Le curieux système « de côté » semble avoir été dicté à la construction par la rareté et le cherté des fers de qualité, le poids de l’ensemble bien diminué par la construction en bois et peut-être aussi par la tradition. Le châssis ne se distingue d’un char de l’époque que par ses dimensions, sa suspension et le soin de sa réalisation. Notons que cette voiture pourrait s’atteler à deux chevaux pour les longs déplacements ou les parcours accidentés. Le système de freinage actuel n’est pas d’origine. Il a remplacé le système d’enrayage dont on voit le support sur l’essieu à l’arrière.

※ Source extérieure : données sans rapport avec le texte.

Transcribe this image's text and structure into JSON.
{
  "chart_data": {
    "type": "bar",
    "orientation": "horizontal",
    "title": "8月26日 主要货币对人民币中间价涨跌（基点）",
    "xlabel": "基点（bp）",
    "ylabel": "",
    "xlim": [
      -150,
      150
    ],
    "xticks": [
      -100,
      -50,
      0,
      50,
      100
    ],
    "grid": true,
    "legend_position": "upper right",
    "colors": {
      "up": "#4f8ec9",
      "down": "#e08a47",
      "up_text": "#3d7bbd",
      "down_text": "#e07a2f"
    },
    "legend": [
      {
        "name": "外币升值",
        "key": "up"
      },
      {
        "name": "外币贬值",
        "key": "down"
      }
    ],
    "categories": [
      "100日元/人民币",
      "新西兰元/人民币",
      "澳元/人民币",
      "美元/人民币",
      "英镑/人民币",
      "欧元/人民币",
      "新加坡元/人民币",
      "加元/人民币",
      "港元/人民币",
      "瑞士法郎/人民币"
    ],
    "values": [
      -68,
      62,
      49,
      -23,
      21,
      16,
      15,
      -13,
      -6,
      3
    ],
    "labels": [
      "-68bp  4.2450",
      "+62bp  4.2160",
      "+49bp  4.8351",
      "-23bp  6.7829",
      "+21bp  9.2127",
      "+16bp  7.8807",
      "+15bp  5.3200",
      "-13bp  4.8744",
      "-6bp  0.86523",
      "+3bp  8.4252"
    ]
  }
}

Les roues ont été (à l’exception de deux moyeux) refaites et même probablement plusieurs fois, les roues gauches une fois de plus que les droites d’où leur diamètre inférieur (l’artisan raccourcit les rayons  quand seul le bout est abîmé). La fatigue précoce des roues gauches s’explique par le déséquilibre en charge de la voiture.

La caisse est construite en bois avec quelques renforts en fer dans les soubassements, la portière ne s’ouvre que de l’intérieur (une poignée extérieure aurait pu accrocher). Le haut se présente comme une capote  que l’on peut rouler par beau temps voire démonter entièrement, mais c’est délicat et le remontage est fastidieux. Le vitrage avant est le fruit d’une transformation postérieure en vue d’éclairer l’intérieur, de surveiller le cocher et de pouvoir lui donner des ordres par le petit carreau ouvrant.

Ce char a été restauré le plus près possible de l’origine en l’an 2000 par Pierre Chappuis, ébéniste à Crissier. Le garnissage intérieur est l’œuvre de Claude Richard, décorateur d’intérieur.